1.9 LAB – Query execution plans (Sakila) This lab illustrates

1.9 LAB – Query execution plans (Sakila)

This lab illustrates how minor changes in a query may have a significant impact on the execution plan.

MySQL Workbench exercise

Refer to the film, actor, and film_actor tables of the Sakila database. This exercise is based on the initial Sakila installation. If you have altered these tables or their data, your results may be different.

Do the following in MySQL Workbench:

  1. Enter the following statements:
USE sakila;

SELECT last_name, first_name, ROUND(AVG(length), 0) AS average
FROM actor
INNER JOIN film_actor ON film_actor.actor_id = actor.actor_id
INNER JOIN film ON film_actor.film_id = film.film_id
WHERE title = "ALONE TRIP"
GROUP BY last_name, first_name
ORDER BY average;

  1. Highlight the SELECT query.
  2. In the main menu, select Query > Explain Current Statement.
  3. In the Display Info box, highlighted in red below, select Data Read per Join.

Workbench displays the following execution plan:

Image is a screenshot of Workbench. The SELECT query described in the lab instructions is highlighted. Below the SELECT query is a flowchart diagram, representing an execution plan for the SELECT query. The flowchart contains boxes and diamonds labeled 1 through 7. Box 1 has four labels: 1 row, Non-Unique Key Lookup, film, and idx_title. Box 2 has four labels: 5 rows, Non-Unique Key Lookup, film_actor, and idx_fk_film_id. Diamond 3 has two labels: 5 rows, and nested loop. Arrows from boxes 1 and 2 point to diamond 3. Box 4 has four labels: 1 row, Unique Key Lookup, actor, and PRIMARY. Diamond 5 has two labels: 5 rows, and nested loop.

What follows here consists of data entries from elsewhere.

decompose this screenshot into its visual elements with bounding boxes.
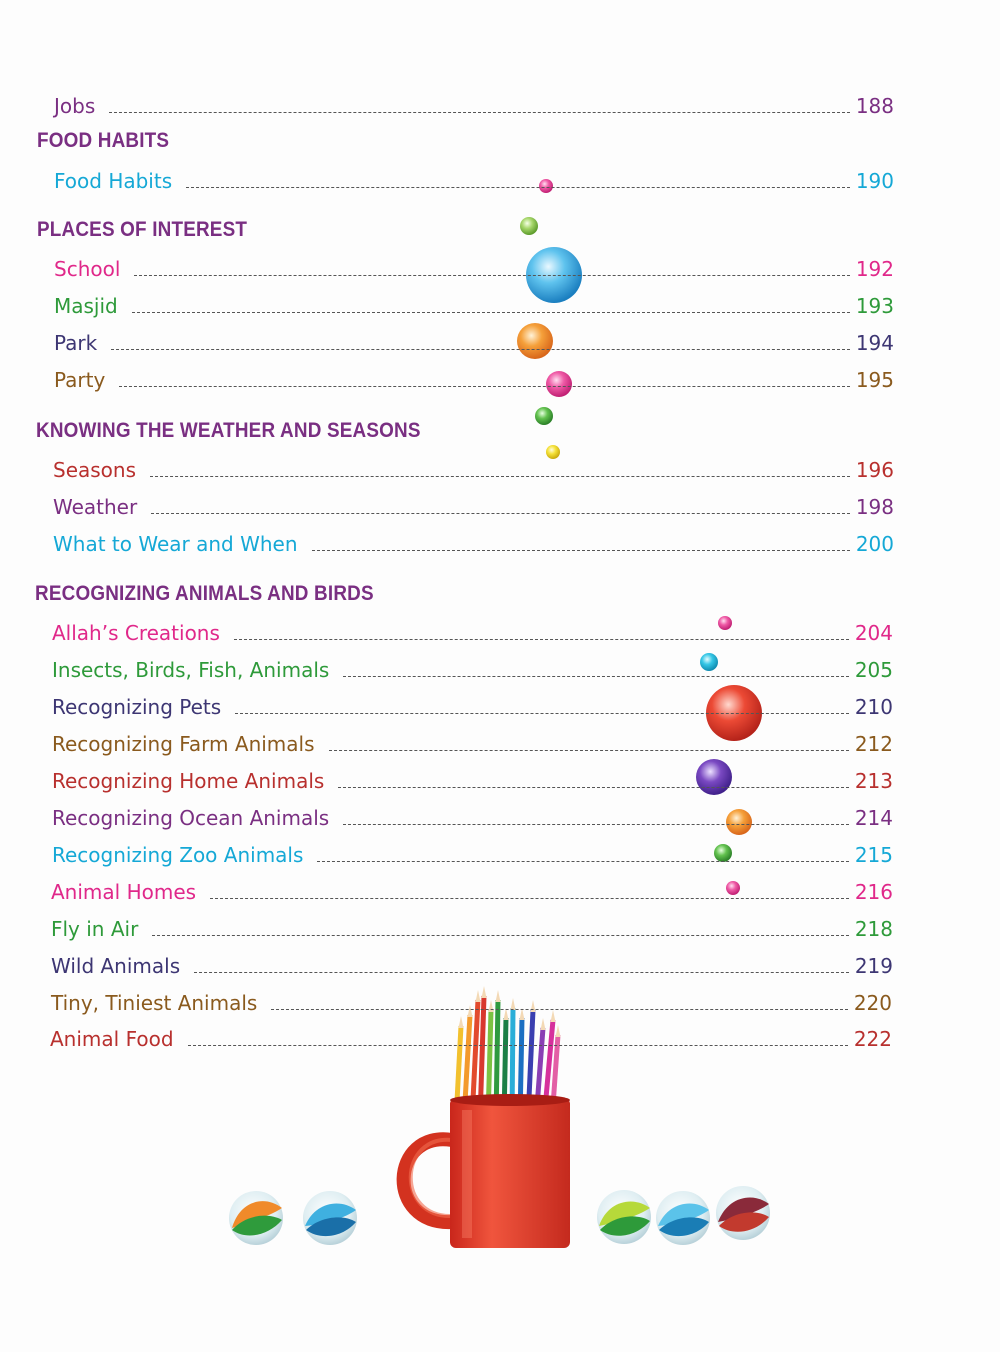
toc-entry-page: 195: [855, 368, 894, 392]
toc-entry[interactable]: Food Habits 190: [54, 169, 894, 193]
dotted-leader: [119, 386, 850, 387]
dotted-leader: [271, 1009, 848, 1010]
dotted-leader: [233, 639, 849, 640]
toc-entry-label: Recognizing Pets: [52, 695, 222, 719]
toc-entry[interactable]: Insects, Birds, Fish, Animals 205: [52, 658, 893, 682]
toc-entry-label: Animal Food: [50, 1027, 174, 1051]
toc-entry[interactable]: Recognizing Farm Animals 212: [52, 732, 893, 756]
toc-entry[interactable]: Party 195: [54, 368, 894, 392]
toc-entry-label: Insects, Birds, Fish, Animals: [52, 658, 330, 682]
toc-entry[interactable]: Allah’s Creations 204: [52, 621, 893, 645]
toc-entry-label: Animal Homes: [51, 880, 197, 904]
toc-entry-label: Park: [54, 331, 98, 355]
toc-entry-label: Recognizing Home Animals: [52, 769, 325, 793]
toc-entry-label: Seasons: [53, 458, 137, 482]
toc-entry-page: 204: [854, 621, 893, 645]
toc-entry-page: 193: [855, 294, 894, 318]
dotted-leader: [311, 550, 850, 551]
toc-entry-page: 200: [855, 532, 894, 556]
toc-entry[interactable]: Park 194: [54, 331, 894, 355]
toc-entry-label: Party: [54, 368, 106, 392]
toc-entry[interactable]: Masjid 193: [54, 294, 894, 318]
bubble-icon: [517, 179, 582, 459]
toc-entry[interactable]: Wild Animals 219: [51, 954, 893, 978]
toc-entry-label: Recognizing Farm Animals: [52, 732, 315, 756]
toc-entry-page: 214: [854, 806, 893, 830]
dotted-leader: [194, 972, 849, 973]
toc-entry-page: 213: [854, 769, 893, 793]
dotted-leader: [317, 861, 849, 862]
toc-entry-page: 220: [853, 991, 892, 1015]
toc-entry-label: Jobs: [54, 94, 96, 118]
dotted-leader: [150, 476, 850, 477]
toc-entry[interactable]: Recognizing Ocean Animals 214: [52, 806, 893, 830]
toc-entry-label: Fly in Air: [51, 917, 139, 941]
toc-entry[interactable]: Animal Homes 216: [51, 880, 893, 904]
dotted-leader: [152, 935, 849, 936]
toc-entry-label: Allah’s Creations: [52, 621, 220, 645]
toc-entry-label: Wild Animals: [51, 954, 181, 978]
toc-entry-page: 196: [855, 458, 894, 482]
dotted-leader: [343, 824, 849, 825]
toc-entry-page: 222: [853, 1027, 892, 1051]
toc-entry-page: 205: [854, 658, 893, 682]
toc-entry-page: 188: [855, 94, 894, 118]
dotted-leader: [343, 676, 849, 677]
toc-entry-label: What to Wear and When: [53, 532, 298, 556]
toc-entry-label: Food Habits: [54, 169, 173, 193]
dotted-leader: [151, 513, 850, 514]
toc-entry[interactable]: Recognizing Pets 210: [52, 695, 893, 719]
dotted-leader: [111, 349, 850, 350]
toc-entry[interactable]: Recognizing Home Animals 213: [52, 769, 893, 793]
section-title: KNOWING THE WEATHER AND SEASONS: [36, 419, 421, 442]
toc-entry[interactable]: Fly in Air 218: [51, 917, 893, 941]
dotted-leader: [235, 713, 849, 714]
section-title: PLACES OF INTEREST: [37, 218, 248, 241]
section-title: FOOD HABITS: [37, 129, 170, 152]
toc-entry-page: 190: [855, 169, 894, 193]
toc-entry[interactable]: Animal Food 222: [50, 1027, 892, 1051]
marble-icon: [229, 1186, 770, 1245]
toc-entry-page: 215: [854, 843, 893, 867]
section-title: RECOGNIZING ANIMALS AND BIRDS: [35, 582, 374, 605]
toc-entry[interactable]: School 192: [54, 257, 894, 281]
toc-entry-page: 218: [854, 917, 893, 941]
toc-entry[interactable]: What to Wear and When 200: [53, 532, 894, 556]
toc-entry-page: 219: [854, 954, 893, 978]
toc-entry-label: Weather: [53, 495, 138, 519]
toc-entry-page: 194: [855, 331, 894, 355]
dotted-leader: [109, 112, 850, 113]
toc-entry[interactable]: Jobs 188: [54, 94, 894, 118]
toc-entry-page: 212: [854, 732, 893, 756]
dotted-leader: [328, 750, 849, 751]
toc-entry-page: 192: [855, 257, 894, 281]
toc-entry-label: Masjid: [54, 294, 118, 318]
toc-entry-page: 216: [854, 880, 893, 904]
pencil-cup-icon: [396, 986, 570, 1248]
toc-entry[interactable]: Seasons 196: [53, 458, 894, 482]
dotted-leader: [131, 312, 850, 313]
toc-entry-label: School: [54, 257, 121, 281]
toc-entry-label: Recognizing Ocean Animals: [52, 806, 330, 830]
toc-entry-label: Recognizing Zoo Animals: [52, 843, 304, 867]
dotted-leader: [187, 1045, 848, 1046]
toc-entry-page: 210: [854, 695, 893, 719]
toc-entry[interactable]: Recognizing Zoo Animals 215: [52, 843, 893, 867]
dotted-leader: [210, 898, 849, 899]
toc-entry-label: Tiny, Tiniest Animals: [51, 991, 258, 1015]
toc-entry[interactable]: Tiny, Tiniest Animals 220: [51, 991, 892, 1015]
dotted-leader: [338, 787, 849, 788]
dotted-leader: [134, 275, 850, 276]
toc-entry[interactable]: Weather 198: [53, 495, 894, 519]
toc-entry-page: 198: [855, 495, 894, 519]
dotted-leader: [186, 187, 850, 188]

Arrows from diamond 3 and box 4 point to diamond 5. Box 6 has two labels: GROUP, and tmp table. Box 7 has two labels: ORDER and filesort. An arrow from box 6 points to box 7. An arrow from box 7 points to an unnumbered box with two labels: Query cost 3.07, and query_block #1.

The execution plan depicts the result of EXPLAIN for the SELECT query. The execution plan has seven steps, corresponding to the red numbers on the screenshot:

  1. Access a single film row using the idx_title index on the title column.
  2. Access matching film_actor rows using the idx_fk_film_id index on the film_id foreign key.
  3. Join the results using the nested loop algorithm.
  4. Access actor rows via the index on the primary key.
  5. Join actor rows with the prior join result using the nested loop algorithm.
  6. Store the result in a temporary table and compute the aggregate function.
  7. Sort and generate the result table.

Refer to MySQL nested loop documentation for an explanation of the nested loop algorithm.

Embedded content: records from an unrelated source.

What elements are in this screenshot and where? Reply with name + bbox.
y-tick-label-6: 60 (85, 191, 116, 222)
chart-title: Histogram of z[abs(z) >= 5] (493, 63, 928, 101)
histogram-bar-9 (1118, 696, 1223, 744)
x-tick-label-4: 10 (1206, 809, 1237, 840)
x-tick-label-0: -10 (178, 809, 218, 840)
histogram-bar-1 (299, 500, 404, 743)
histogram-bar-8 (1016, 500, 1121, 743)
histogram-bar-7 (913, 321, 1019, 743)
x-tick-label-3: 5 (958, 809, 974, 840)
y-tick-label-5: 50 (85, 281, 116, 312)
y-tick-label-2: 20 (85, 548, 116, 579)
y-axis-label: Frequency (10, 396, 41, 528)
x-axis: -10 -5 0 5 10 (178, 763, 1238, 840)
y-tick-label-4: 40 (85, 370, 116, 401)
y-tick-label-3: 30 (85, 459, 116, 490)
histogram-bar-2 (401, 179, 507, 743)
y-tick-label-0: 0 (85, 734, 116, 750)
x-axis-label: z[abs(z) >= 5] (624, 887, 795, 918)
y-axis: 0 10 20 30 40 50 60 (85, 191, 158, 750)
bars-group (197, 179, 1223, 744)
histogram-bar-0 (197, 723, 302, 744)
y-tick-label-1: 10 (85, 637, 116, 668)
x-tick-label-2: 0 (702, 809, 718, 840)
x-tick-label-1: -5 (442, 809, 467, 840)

Now, replace = in the WHERE clause with < and generate a new execution plan. Step 1 of the execution plan says Index Range Scan. The index scan accesses all films with titles preceding “ALONE TRIP”, rather than a single film.

Finally, replace < in the WHERE clause with > and generate a third execution plan. Step 1 of the execution plan says Full Table Scan and accesses actor rather than film.

zyLab coding

In the zyLab environment, write EXPLAIN statements for the three queries, in the order described above. Submit the EXPLAIN statements for testing.

The zyLab execution plans do not exactly match the Workbench execution plans, since this lab uses a subset of film, actor, and film_actor rows from the Sakila database.

NOTE: In submit-mode tests that generate multiple result tables, the results are merged. Although the tests run correctly, the results appear in one table.